41 years ago, HBO, then the most subscribed pay cable network in the United States, decided to expand its original programming (which had largely consisted of comedy and boxing specials) with upbeat programming based on real life. Film “The Terry Fox Story”. Although it didn’t set the world on fire, the film received good reviews, giving competing premium cable channels the desire to try their hand at making films of their own.
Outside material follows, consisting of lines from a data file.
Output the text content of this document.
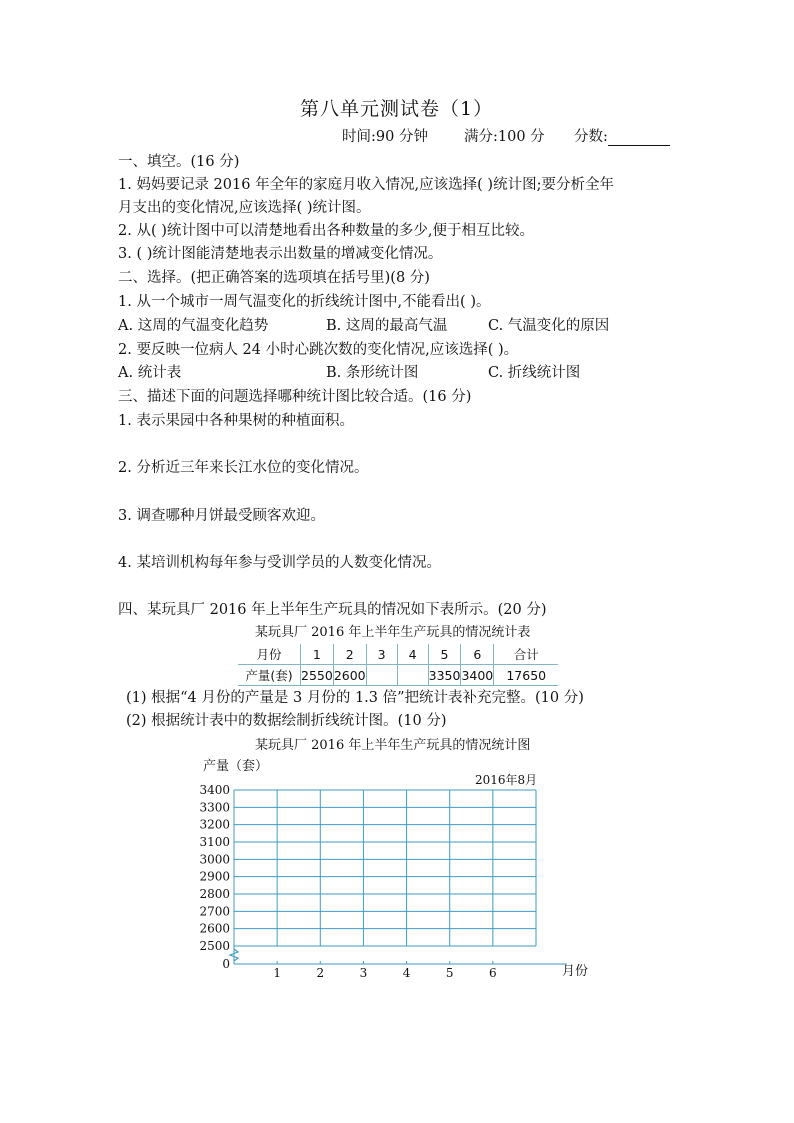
第八单元测试卷（1）
时间:90 分钟 满分:100 分 分数:
一、填空。(16 分)
1. 妈妈要记录 2016 年全年的家庭月收入情况,应该选择( )统计图;要分析全年
月支出的变化情况,应该选择( )统计图。
2. 从( )统计图中可以清楚地看出各种数量的多少,便于相互比较。
3. ( )统计图能清楚地表示出数量的增减变化情况。
二、选择。(把正确答案的选项填在括号里)(8 分)
1. 从一个城市一周气温变化的折线统计图中,不能看出( )。
A. 这周的气温变化趋势	B. 这周的最高气温	C. 气温变化的原因
2. 要反映一位病人 24 小时心跳次数的变化情况,应该选择( )。
A. 统计表	B. 条形统计图	C. 折线统计图
三、描述下面的问题选择哪种统计图比较合适。(16 分)
1. 表示果园中各种果树的种植面积。
2. 分析近三年来长江水位的变化情况。
3. 调查哪种月饼最受顾客欢迎。
4. 某培训机构每年参与受训学员的人数变化情况。
四、某玩具厂 2016 年上半年生产玩具的情况如下表所示。(20 分)
某玩具厂 2016 年上半年生产玩具的情况统计表
月份	1	2	3	4	5	6	合计
产量(套)	2550	2600			3350	3400	17650
(1) 根据“4 月份的产量是 3 月份的 1.3 倍”把统计表补充完整。(10 分)
(2) 根据统计表中的数据绘制折线统计图。(10 分)
某玩具厂 2016 年上半年生产玩具的情况统计图
2500
2600
2700
2800
2900
3000
3100
3200
3300
3400
0
1	2	3	4	5	6
产量（套）
月份
2016年8月
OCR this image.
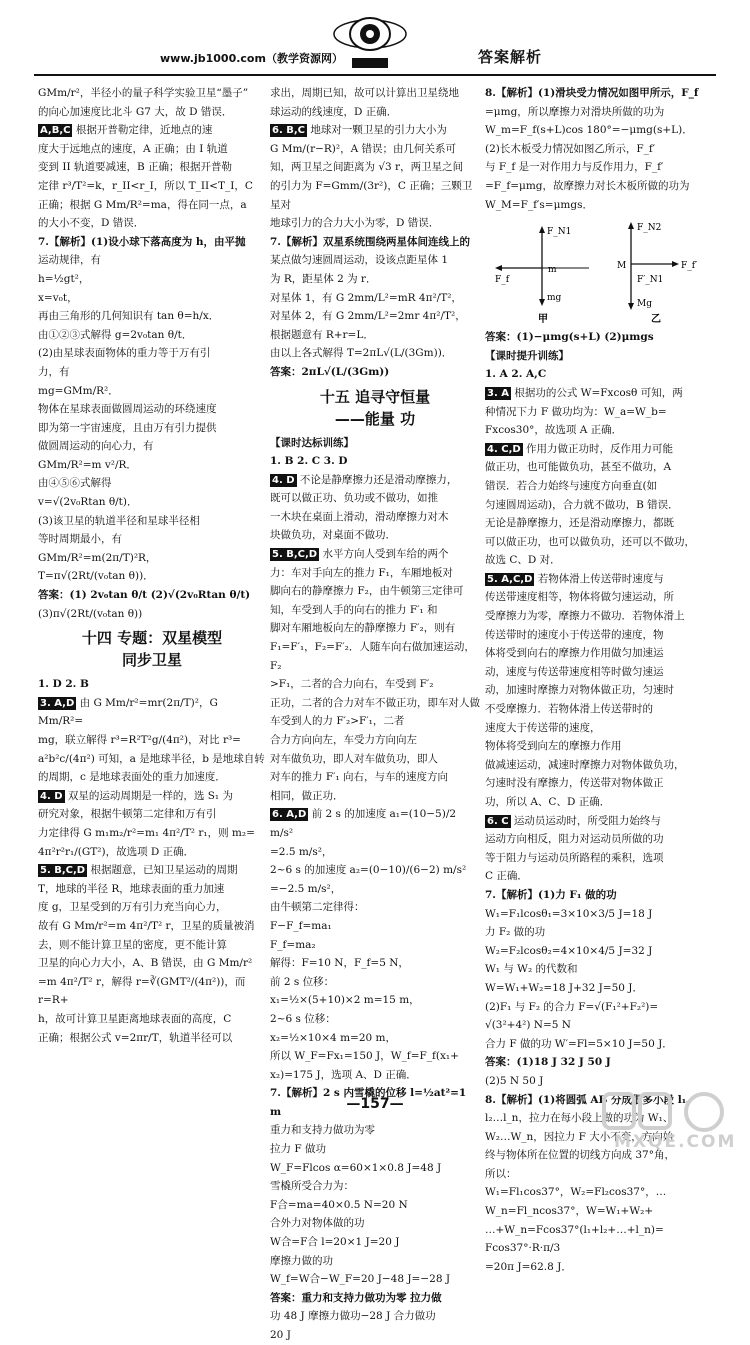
www.jb1000.com（教学资源网）	答案解析

GMm/r²，半径小的量子科学实验卫星“墨子”

的向心加速度比北斗 G7 大，故 D 错误．

A,B,C 根据开普勒定律，近地点的速

度大于远地点的速度，A 正确；由 I 轨道

变到 II 轨道要减速，B 正确；根据开普勒

定律 r³/T²=k，r_II<r_I，所以 T_II<T_I，C

正确；根据 G Mm/R²=ma，得在同一点，a

的大小不变，D 错误．

7.【解析】(1)设小球下落高度为 h，由平抛

运动规律，有

h=½gt²，

x=v₀t，

再由三角形的几何知识有 tan θ=h/x．

由①②③式解得 g=2v₀tan θ/t．

(2)由星球表面物体的重力等于万有引

力，有

mg=GMm/R²．

物体在星球表面做圆周运动的环绕速度

即为第一宇宙速度，且由万有引力提供

做圆周运动的向心力，有

GMm/R²=m v²/R．

由④⑤⑥式解得

v=√(2v₀Rtan θ/t)．

(3)该卫星的轨道半径和星球半径相

等时周期最小，有

GMm/R²=m(2π/T)²R，

T=π√(2Rt/(v₀tan θ))．

答案：(1) 2v₀tan θ/t (2)√(2v₀Rtan θ/t)

(3)π√(2Rt/(v₀tan θ))

十四 专题：双星模型
同步卫星

1. D 2. B

3. A,D 由 G Mm/r²=mr(2π/T)²，G Mm/R²=

mg，联立解得 r³=R²T²g/(4π²)，对比 r³=

a²b²c/(4π²) 可知，a 是地球半径，b 是地球自转

的周期，c 是地球表面处的重力加速度．

4. D 双星的运动周期是一样的，选 S₁ 为

研究对象，根据牛顿第二定律和万有引

力定律得 G m₁m₂/r²=m₁ 4π²/T² r₁，则 m₂=

4π²r²r₁/(GT²)，故选项 D 正确．

5. B,C,D 根据题意，已知卫星运动的周期

T，地球的半径 R，地球表面的重力加速

度 g，卫星受到的万有引力充当向心力，

故有 G Mm/r²=m 4π²/T² r，卫星的质量被消

去，则不能计算卫星的密度，更不能计算

卫星的向心力大小，A、B 错误，由 G Mm/r²

=m 4π²/T² r，解得 r=∛(GMT²/(4π²))，而 r=R+

h，故可计算卫星距离地球表面的高度，C

正确；根据公式 v=2πr/T，轨道半径可以

求出，周期已知，故可以计算出卫星绕地

球运动的线速度，D 正确．

6. B,C 地球对一颗卫星的引力大小为

G Mm/(r−R)²，A 错误；由几何关系可

知，两卫星之间距离为 √3 r，两卫星之间

的引力为 F=Gmm/(3r²)，C 正确；三颗卫星对

地球引力的合力大小为零，D 错误．

7.【解析】双星系统围绕两星体间连线上的

某点做匀速圆周运动，设该点距星体 1

为 R，距星体 2 为 r．

对星体 1，有 G 2mm/L²=mR 4π²/T²，

对星体 2，有 G 2mm/L²=2mr 4π²/T²，

根据题意有 R+r=L．

由以上各式解得 T=2πL√(L/(3Gm))．

答案：2πL√(L/(3Gm))

十五 追寻守恒量
——能量 功

【课时达标训练】

1. B 2. C 3. D

4. D 不论是静摩擦力还是滑动摩擦力，

既可以做正功、负功或不做功，如推

一木块在桌面上滑动，滑动摩擦力对木

块做负功，对桌面不做功．

5. B,C,D 水平方向人受到车给的两个

力：车对手向左的推力 F₁，车厢地板对

脚向右的静摩擦力 F₂，由牛顿第三定律可

知，车受到人手的向右的推力 F′₁ 和

脚对车厢地板向左的静摩擦力 F′₂，则有

F₁=F′₁，F₂=F′₂．人随车向右做加速运动，F₂

>F₁，二者的合力向右，车受到 F′₂

正功，二者的合力对车不做正功，即车对人做

车受到人的力 F′₂>F′₁，二者

合力方向向左，车受力方向向左

对车做负功，即人对车做负功，即人

对车的推力 F′₁ 向右，与车的速度方向

相同，做正功．

6. A,D 前 2 s 的加速度 a₁=(10−5)/2 m/s²

=2.5 m/s²，

2~6 s 的加速度 a₂=(0−10)/(6−2) m/s²

=−2.5 m/s²，

由牛顿第二定律得：

F−F_f=ma₁

F_f=ma₂

解得：F=10 N，F_f=5 N，

前 2 s 位移：

x₁=½×(5+10)×2 m=15 m，

2~6 s 位移：

x₂=½×10×4 m=20 m，

所以 W_F=Fx₁=150 J，W_f=F_f(x₁+

x₂)=175 J，选项 A、D 正确．

7.【解析】2 s 内雪橇的位移 l=½at²=1 m

重力和支持力做功为零

拉力 F 做功

W_F=Flcos α=60×1×0.8 J=48 J

雪橇所受合力为：

F合=ma=40×0.5 N=20 N

合外力对物体做的功

W合=F合 l=20×1 J=20 J

摩擦力做的功

W_f=W合−W_F=20 J−48 J=−28 J

答案：重力和支持力做功为零 拉力做

功 48 J 摩擦力做功−28 J 合力做功

20 J

8.【解析】(1)滑块受力情况如图甲所示，F_f

=μmg，所以摩擦力对滑块所做的功为

W_m=F_f(s+L)cos 180°=−μmg(s+L)．

(2)长木板受力情况如图乙所示，F_f′

与 F_f 是一对作用力与反作用力，F_f′

=F_f=μmg，故摩擦力对长木板所做的功为

W_M=F_f′s=μmgs．

F_N1
F_f
m
mg
甲
F_N2
M	F_f′
F′_N1
Mg
乙

答案：(1)−μmg(s+L) (2)μmgs

【课时提升训练】

1. A 2. A,C

3. A 根据功的公式 W=Fxcosθ 可知，两

种情况下力 F 做功均为：W_a=W_b=

Fxcos30°，故选项 A 正确．

4. C,D 作用力做正功时，反作用力可能

做正功，也可能做负功，甚至不做功，A

错误．若合力始终与速度方向垂直(如

匀速圆周运动)，合力就不做功，B 错误．

无论是静摩擦力，还是滑动摩擦力，都既

可以做正功，也可以做负功，还可以不做功，

故选 C、D 对．

5. A,C,D 若物体滑上传送带时速度与

传送带速度相等，物体将做匀速运动，所

受摩擦力为零，摩擦力不做功．若物体滑上

传送带时的速度小于传送带的速度，物

体将受到向右的摩擦力作用做匀加速运

动，速度与传送带速度相等时做匀速运

动，加速时摩擦力对物体做正功，匀速时

不受摩擦力．若物体滑上传送带时的

速度大于传送带的速度，

物体将受到向左的摩擦力作用

做减速运动，减速时摩擦力对物体做负功，

匀速时没有摩擦力，传送带对物体做正

功，所以 A、C、D 正确．

6. C 运动员运动时，所受阻力始终与

运动方向相反，阻力对运动员所做的功

等于阻力与运动员所路程的乘积，选项

C 正确．

7.【解析】(1)力 F₁ 做的功

W₁=F₁lcosθ₁=3×10×3/5 J=18 J

力 F₂ 做的功

W₂=F₂lcosθ₂=4×10×4/5 J=32 J

W₁ 与 W₂ 的代数和

W=W₁+W₂=18 J+32 J=50 J．

(2)F₁ 与 F₂ 的合力 F=√(F₁²+F₂²)=

√(3²+4²) N=5 N

合力 F 做的功 W′=Fl=5×10 J=50 J．

答案：(1)18 J 32 J 50 J

(2)5 N 50 J

8.【解析】(1)将圆弧 AB 分成很多小段 l₁、

l₂…l_n，拉力在每小段上做的功为 W₁、

W₂…W_n，因拉力 F 大小不变，方向始

终与物体所在位置的切线方向成 37°角，

所以：

W₁=Fl₁cos37°，W₂=Fl₂cos37°，…

W_n=Fl_ncos37°，W=W₁+W₂+

…+W_n=Fcos37°(l₁+l₂+…+l_n)=

Fcos37°·R·π/3

=20π J=62.8 J．

—157—
MXQE.COM
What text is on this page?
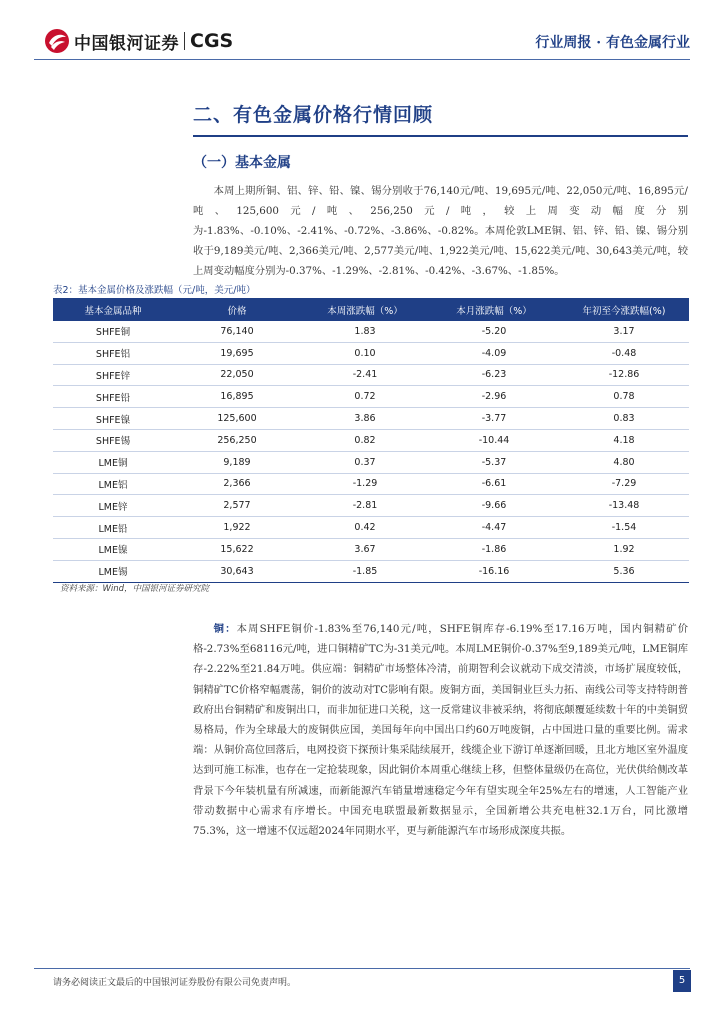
中国银河证券 CGS	行业周报 · 有色金属行业
二、有色金属价格行情回顾
（一）基本金属
本周上期所铜、铝、锌、铅、镍、锡分别收于76,140元/吨、19,695元/吨、22,050元/吨、16,895元/吨、125,600元/吨、256,250元/吨，较上周变动幅度分别为-1.83%、-0.10%、-2.41%、-0.72%、-3.86%、-0.82%。本周伦敦LME铜、铝、锌、铅、镍、锡分别收于9,189美元/吨、2,366美元/吨、2,577美元/吨、1,922美元/吨、15,622美元/吨、30,643美元/吨，较上周变动幅度分别为-0.37%、-1.29%、-2.81%、-0.42%、-3.67%、-1.85%。
表2：基本金属价格及涨跌幅（元/吨，美元/吨）
基本金属品种	价格	本周涨跌幅（%）	本月涨跌幅（%）	年初至今涨跌幅(%)
SHFE铜	76,140	1.83	-5.20	3.17
SHFE铝	19,695	0.10	-4.09	-0.48
SHFE锌	22,050	-2.41	-6.23	-12.86
SHFE铅	16,895	0.72	-2.96	0.78
SHFE镍	125,600	3.86	-3.77	0.83
SHFE锡	256,250	0.82	-10.44	4.18
LME铜	9,189	0.37	-5.37	4.80
LME铝	2,366	-1.29	-6.61	-7.29
LME锌	2,577	-2.81	-9.66	-13.48
LME铅	1,922	0.42	-4.47	-1.54
LME镍	15,622	3.67	-1.86	1.92
LME锡	30,643	-1.85	-16.16	5.36
资料来源：Wind，中国银河证券研究院
铜：本周SHFE铜价-1.83%至76,140元/吨，SHFE铜库存-6.19%至17.16万吨，国内铜精矿价格-2.73%至68116元/吨，进口铜精矿TC为-31美元/吨。本周LME铜价-0.37%至9,189美元/吨，LME铜库存-2.22%至21.84万吨。供应端：铜精矿市场整体冷清，前期智利会议就动下成交清淡，市场扩展度较低，铜精矿TC价格窄幅震荡，铜价的波动对TC影响有限。废铜方面，美国铜业巨头力拓、南线公司等支持特朗普政府出台铜精矿和废铜出口，而非加征进口关税，这一反常建议非被采纳，将彻底颠覆延续数十年的中美铜贸易格局，作为全球最大的废铜供应国，美国每年向中国出口约60万吨废铜，占中国进口量的重要比例。需求端：从铜价高位回落后，电网投资下探预计集采陆续展开，线缆企业下游订单逐渐回暖，且北方地区室外温度达到可施工标准，也存在一定抢装现象，因此铜价本周重心继续上移，但整体量级仍在高位，光伏供给侧改革背景下今年装机量有所减速，而新能源汽车销量增速稳定今年有望实现全年25%左右的增速，人工智能产业带动数据中心需求有序增长。中国充电联盟最新数据显示，全国新增公共充电桩32.1万台，同比激增75.3%，这一增速不仅远超2024年同期水平，更与新能源汽车市场形成深度共振。
请务必阅读正文最后的中国银河证券股份有限公司免责声明。	5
Thus, in 1984, Showtime began producing films with a comedy called “The Ratings Game.” While this film was notable at the time for being the channel’s first original film, it is now even more significant for being Danny DeVito’s directorial debut. If this is the first time you’ve heard about “The Ratings Game,” there’s a good reason why. It’s a sporadically funny movie based on a dated Nielsen ratings scam Basically Mel Brooks’ “The Producers” for television. DeVito plays a New Jersey trucking magnate who moves to Hollywood to pursue his dream of becoming a sitcom writer and producer. He then goes out of his way to get a terrible series called “Sittin’ Pretty” on the air, and with the help of a ratings company employee (Rhea Perlman), he devises a scheme that makes it look like one of the more popular shows. on the air.
The fake performance clips generate the biggest laughs in the movie. However, DeVito is getting some help from two future stars of one of the most beloved sitcoms to ever hit prime-time television.
The ratings game was a movie about something that came before the show and nothing
Early in the “ratings game,” None other than Jerry Seinfeld appears As a CBS executive he informed DeVito that his ideas were not in line with what was popular in Hollywood. “Networks aren’t buying Italians, Jews and Puerto Ricans this season,” he tells DeVito. “They buy gays, alcoholics and pedophiles.”
Seinfeld was completely unknown when “The Ratings Game” first aired in 1984. He made his first appearance on “The Tonight Show Starring Johnny Carson” three years earlier, and became a familiar face there and on “Late Night With.” David Letterman.” Meanwhile, he was not as well-known as soon-to-be Seinfeld star Michael Richards, who was involved in an infamous altercation with Andy Kaufman on the short-lived ABC sketch comedy series “Friday.” Richards also appears in “The Ratings Game” in a slightly more significant role as one of the people DeVito hires to break into the Nielsen house and watch “Sittin’ Pretty.”
If you’re interested in “The Ratings Game,” it’s currently available for streaming on Prime Video. Again, it’s amusingly outdated in the streaming age, but there are enough funny bits to probably justify 102 minutes of your time. It may also have been the film that made Hollywood realize this DeVito isn’t just an angry dispatcher from the movie Taxi.